Haiti’s HIV/AIDS Surveillance System (HASS) has been collecting case reports on HIV diagnoses and HIV-related sentinel events (entry to care, CD4 values, ART prescription, HIV clinical stage, death) for more than four years. On average, some 25,000 case reports are received each year via paper-based reporting and automated EMR data extraction. Through the automated EMR data extraction process, data related to historical HIV cases and disease progression (defined sentinel events) was also reported. Haiti’s HASS database contains more than 250,000 case reports.

Haiti has a population of approximately 10 million people, and an estimated HIV prevalence of 2.1 percent. UNAIDS estimates that approximately 150,000 [130,000-160,000] people are living with HIV in Haiti as of 2012.

Because the HASS can receive multiple case reports for each person with HIV (e.g., duplicate case reports from the same clinic, multiple case reports from different clinics, or new records for the same patient due to a sentinel events), it is understood that the 250,000 case reports represent fewer people in actuality. In order to effectively review each case report and attribute it to a new or existing case of HIV, a process was designed to assess and link cases where indicated.

Preparatory Phase

Before the matching process begins, the case report data are verified and cleaned so that quality is assured. The data manager verifies the completeness of the submitted data variable-by-variable and contacts data managers to follow-up with problematic file submissions. Data cleaning includes removing special characters in names (e.g., dashes) and converting abbreviations such as “JN” to “JEAN. Year of birth is calculated when age is missing and vice-versa. Also, records with completely missing names are not permitted to match to avoid “false” matches. (Remember, the database interprets two blanks as the same name!)

Once the case data are of expected quality, they are entered into the database. The reported case then goes through three steps to assess for uniqueness.

Step 1: Deterministic Matching

Deterministic matching describes the use of variables reported via the case report form to determine with high certainty if multiple case reports represent the same patient. The HASS database is programmed to implement this step automatically, and uses the patient’s first name, last name, birth month, birth year, sex and mother’s name, as well as the first four letters of the first name, the reporting clinic, and the birth place (district) to identify patient records when they are imported into the central database. These variables were selected to screen cases for uniqueness via a process of expert review and pilot testing. In Haiti’s HASS, 50% of follow-up case reports are linked via this step; remaining cases are sent to Step 2.

Step 2: Probabilistic Matching

Probabilistic matching describes the use of case-surveillance variables to match multiple case reports with a higher, but acceptable, degree of uncertainty. This process can be completed using software such as the U.S. Centers for Disease Control and Prevention’s LinkPlus; however HASS uses human judgment as the probabilistic matching “engine”.


First, to find records that probably match, HASS scans for records with the same 1) psuedo-unique HIV case reporting code or 2) first and last name. This step provides the team with a large set of records that probably represent the same patient. Second, these records are displayed on the secure HASS website for evaluation by epidemiologic staff based in Haiti. Staff are asked to decide if records represent the same or different persons and they are provided with a larger set of variables available in the case-report form (e.g., telephone number, commune/department of residence, marital status, occupation, month and year of HIV diagnosis). In Haiti’s HASS, another 50% of follow-up case reports are linked via this step.

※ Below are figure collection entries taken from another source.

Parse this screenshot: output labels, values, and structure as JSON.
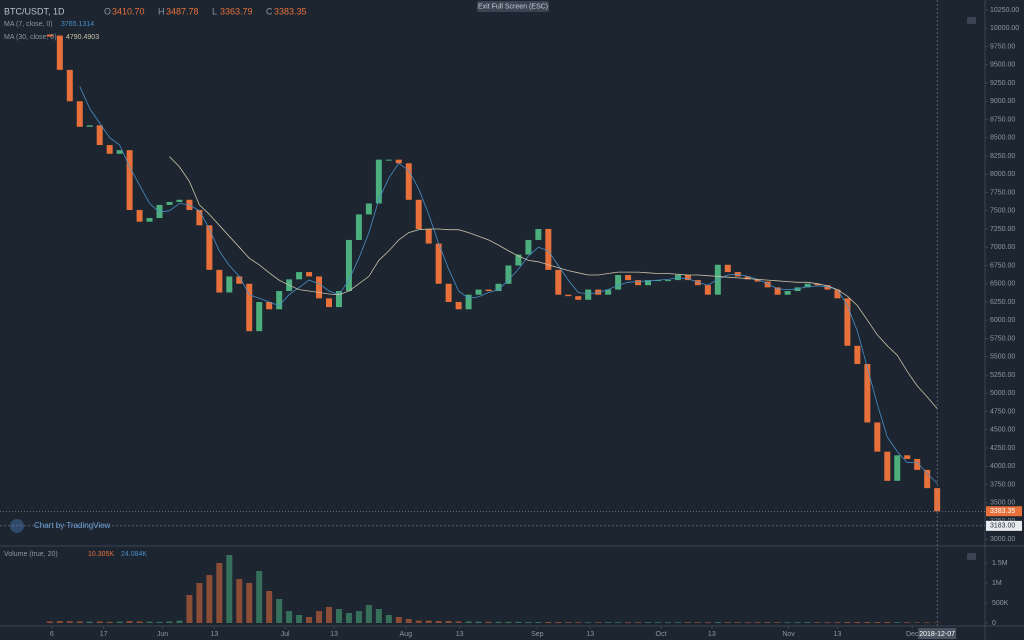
{
  "chart_data": {
    "type": "candlestick",
    "title": "BTC/USDT, 1D",
    "ohlc": [
      {
        "key": "O",
        "value": 3410.7,
        "label": "3410.70"
      },
      {
        "key": "H",
        "value": 3487.78,
        "label": "3487.78"
      },
      {
        "key": "L",
        "value": 3363.79,
        "label": "3363.79"
      },
      {
        "key": "C",
        "value": 3383.35,
        "label": "3383.35"
      }
    ],
    "colors": {
      "up": "#4caf7d",
      "down": "#e8703a"
    },
    "close": [
      9900,
      9430,
      9000,
      8650,
      8670,
      8400,
      8280,
      8330,
      7510,
      7350,
      7400,
      7580,
      7620,
      7650,
      7510,
      7300,
      6690,
      6380,
      6600,
      6500,
      5850,
      6250,
      6150,
      6400,
      6560,
      6660,
      6600,
      6300,
      6180,
      6400,
      7100,
      7450,
      7600,
      8200,
      8200,
      8150,
      7650,
      7250,
      7050,
      6500,
      6250,
      6150,
      6350,
      6420,
      6400,
      6500,
      6750,
      6900,
      7100,
      7250,
      6690,
      6350,
      6330,
      6280,
      6420,
      6350,
      6420,
      6620,
      6550,
      6480,
      6550,
      6550,
      6550,
      6620,
      6550,
      6480,
      6350,
      6760,
      6660,
      6600,
      6560,
      6530,
      6450,
      6350,
      6400,
      6450,
      6500,
      6480,
      6420,
      6300,
      5650,
      5400,
      4600,
      4200,
      3800,
      4150,
      4100,
      3950,
      3700,
      3383.35
    ],
    "moving_averages": [
      {
        "name": "MA (7, close, 0)",
        "color": "#4a90c8",
        "values": [
          null,
          null,
          null,
          9200,
          8900,
          8700,
          8500,
          8400,
          8100,
          7850,
          7600,
          7480,
          7500,
          7600,
          7580,
          7500,
          7250,
          6950,
          6750,
          6600,
          6350,
          6300,
          6250,
          6200,
          6350,
          6450,
          6550,
          6500,
          6400,
          6350,
          6550,
          6850,
          7200,
          7650,
          7950,
          8150,
          8050,
          7800,
          7450,
          7050,
          6700,
          6400,
          6300,
          6320,
          6380,
          6420,
          6550,
          6700,
          6880,
          7000,
          6950,
          6750,
          6550,
          6380,
          6360,
          6380,
          6420,
          6480,
          6520,
          6530,
          6540,
          6550,
          6560,
          6580,
          6570,
          6520,
          6480,
          6560,
          6620,
          6630,
          6600,
          6560,
          6500,
          6430,
          6420,
          6430,
          6460,
          6470,
          6460,
          6420,
          6200,
          5850,
          5350,
          4850,
          4400,
          4200,
          4050,
          4050,
          3900,
          3765.1314
        ]
      },
      {
        "name": "MA (30, close, 0)",
        "color": "#c9c2a8",
        "values": [
          null,
          null,
          null,
          null,
          null,
          null,
          null,
          null,
          null,
          null,
          null,
          null,
          8240,
          8100,
          7900,
          7580,
          7450,
          7300,
          7150,
          7000,
          6850,
          6760,
          6650,
          6550,
          6480,
          6420,
          6400,
          6380,
          6360,
          6350,
          6400,
          6500,
          6600,
          6820,
          6950,
          7100,
          7200,
          7240,
          7250,
          7250,
          7240,
          7240,
          7200,
          7150,
          7100,
          7030,
          6950,
          6880,
          6820,
          6800,
          6760,
          6720,
          6680,
          6650,
          6620,
          6620,
          6640,
          6660,
          6660,
          6660,
          6650,
          6640,
          6640,
          6630,
          6620,
          6620,
          6610,
          6600,
          6590,
          6580,
          6570,
          6560,
          6550,
          6540,
          6530,
          6520,
          6520,
          6500,
          6470,
          6420,
          6330,
          6200,
          6000,
          5800,
          5650,
          5520,
          5300,
          5100,
          4950,
          4790.4903
        ]
      }
    ],
    "xlim": [
      -5,
      93.8
    ],
    "ylim": [
      2921,
      10387
    ],
    "yticks": [
      {
        "value": 3000,
        "label": "3000.00"
      },
      {
        "value": 3250,
        "label": "3250.00"
      },
      {
        "value": 3500,
        "label": "3500.00"
      },
      {
        "value": 3750,
        "label": "3750.00"
      },
      {
        "value": 4000,
        "label": "4000.00"
      },
      {
        "value": 4250,
        "label": "4250.00"
      },
      {
        "value": 4500,
        "label": "4500.00"
      },
      {
        "value": 4750,
        "label": "4750.00"
      },
      {
        "value": 5000,
        "label": "5000.00"
      },
      {
        "value": 5250,
        "label": "5250.00"
      },
      {
        "value": 5500,
        "label": "5500.00"
      },
      {
        "value": 5750,
        "label": "5750.00"
      },
      {
        "value": 6000,
        "label": "6000.00"
      },
      {
        "value": 6250,
        "label": "6250.00"
      },
      {
        "value": 6500,
        "label": "6500.00"
      },
      {
        "value": 6750,
        "label": "6750.00"
      },
      {
        "value": 7000,
        "label": "7000.00"
      },
      {
        "value": 7250,
        "label": "7250.00"
      },
      {
        "value": 7500,
        "label": "7500.00"
      },
      {
        "value": 7750,
        "label": "7750.00"
      },
      {
        "value": 8000,
        "label": "8000.00"
      },
      {
        "value": 8250,
        "label": "8250.00"
      },
      {
        "value": 8500,
        "label": "8500.00"
      },
      {
        "value": 8750,
        "label": "8750.00"
      },
      {
        "value": 9000,
        "label": "9000.00"
      },
      {
        "value": 9250,
        "label": "9250.00"
      },
      {
        "value": 9500,
        "label": "9500.00"
      },
      {
        "value": 9750,
        "label": "9750.00"
      },
      {
        "value": 10000,
        "label": "10000.00"
      },
      {
        "value": 10250,
        "label": "10250.00"
      }
    ],
    "xticks": [
      {
        "value": 0.2,
        "label": "6"
      },
      {
        "value": 5.4,
        "label": "17"
      },
      {
        "value": 11.3,
        "label": "Jun"
      },
      {
        "value": 16.5,
        "label": "13"
      },
      {
        "value": 23.6,
        "label": "Jul"
      },
      {
        "value": 28.5,
        "label": "13"
      },
      {
        "value": 35.7,
        "label": "Aug"
      },
      {
        "value": 41.1,
        "label": "13"
      },
      {
        "value": 48.9,
        "label": "Sep"
      },
      {
        "value": 54.2,
        "label": "13"
      },
      {
        "value": 61.3,
        "label": "Oct"
      },
      {
        "value": 66.4,
        "label": "13"
      },
      {
        "value": 74.1,
        "label": "Nov"
      },
      {
        "value": 79,
        "label": "13"
      },
      {
        "value": 86.5,
        "label": "Dec"
      }
    ],
    "crosshair": {
      "date": "2018-12-07",
      "price": {
        "value": 3183,
        "label": "3183.00"
      }
    },
    "volume": {
      "name": "Volume (true, 20)",
      "legend_values": [
        "10.305K",
        "24.084K"
      ],
      "values": [
        40000,
        50000,
        45000,
        40000,
        35000,
        40000,
        30000,
        35000,
        50000,
        40000,
        35000,
        30000,
        40000,
        60000,
        700000,
        1000000,
        1200000,
        1500000,
        1700000,
        1100000,
        1000000,
        1300000,
        800000,
        600000,
        300000,
        200000,
        150000,
        300000,
        400000,
        350000,
        250000,
        300000,
        450000,
        350000,
        200000,
        150000,
        100000,
        60000,
        60000,
        50000,
        50000,
        40000,
        40000,
        35000,
        30000,
        30000,
        30000,
        30000,
        25000,
        25000,
        25000,
        25000,
        20000,
        20000,
        20000,
        20000,
        20000,
        20000,
        20000,
        20000,
        20000,
        20000,
        20000,
        20000,
        20000,
        20000,
        20000,
        25000,
        20000,
        20000,
        20000,
        20000,
        20000,
        20000,
        20000,
        20000,
        20000,
        20000,
        20000,
        20000,
        25000,
        25000,
        25000,
        25000,
        25000,
        20000,
        20000,
        15000,
        15000,
        10305
      ],
      "ylim": [
        0,
        1875000
      ],
      "yticks": [
        0,
        {
          "value": 500000,
          "label": "500K"
        },
        {
          "value": 1000000,
          "label": "1M"
        },
        {
          "value": 1500000,
          "label": "1.5M"
        }
      ]
    },
    "exit_button": "Exit Full Screen (ESC)",
    "branding": "Chart by TradingView"
  }
}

Expert Review and Validation

Even the best matching algorithm will contain errors and may not be able to predict or discern all linked cases. For this reason, it is important to use local experts to evaluate the variables likely to produce the best matches in a pilot phase, pre-implementation, as well as for routine quality assurance. In Haiti, three members of the case-based surveillance staff participate in Step 2. These staff are able to leverage their local knowledge to assist in the human-driven probable matching process. For example, they know the relative geographic distance between clinics, or the short form of a given name, which helps in “mental calculations” of the match probability. On average, the Haiti staff review 500 flagged case reports for manual case matching on a monthly basis, and use a “two-out-of-three” decision-making process.

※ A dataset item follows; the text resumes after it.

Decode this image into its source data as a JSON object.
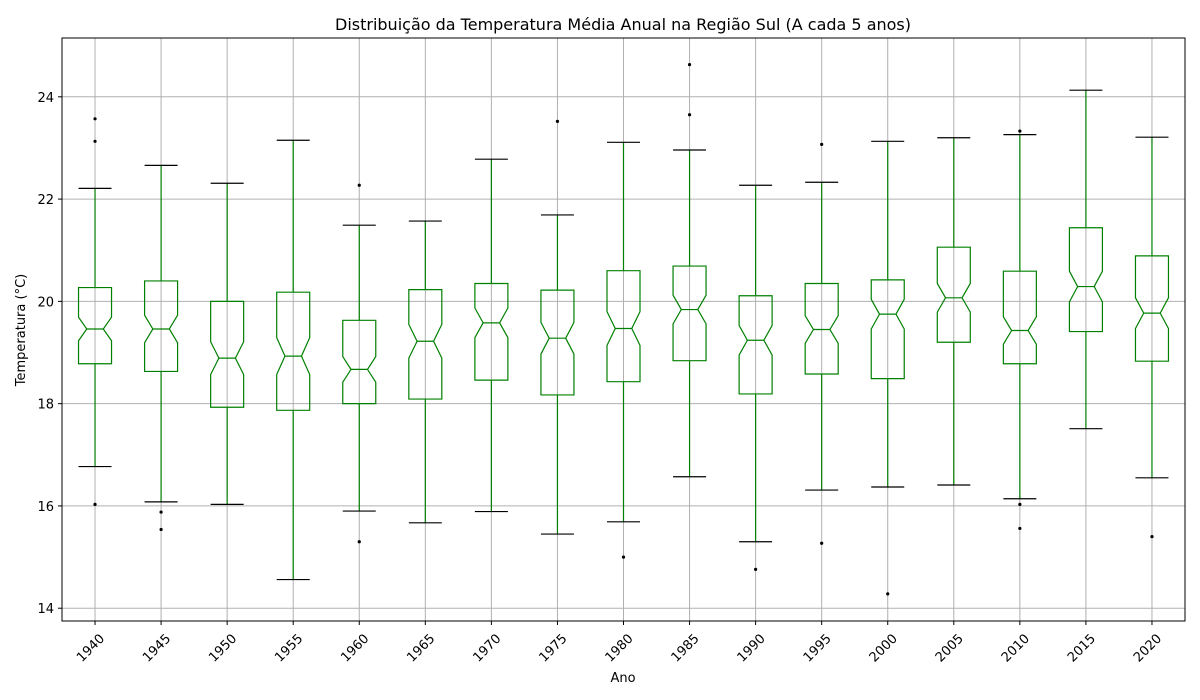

Finally, it is valuable to periodically review the entire matching process via a small validation study. The case-based surveillance team in Haiti completed a validation study with a major clinical partner. We selected a set of records that were matched by the processes listed above and asked our clinical partner to review the cases (n=100) in their full electronic medical records. Overall, we found that their physician reviewer agreed with HASS’ deterministic matches in 99/100 cases and probabilistic matches 91/100 cases.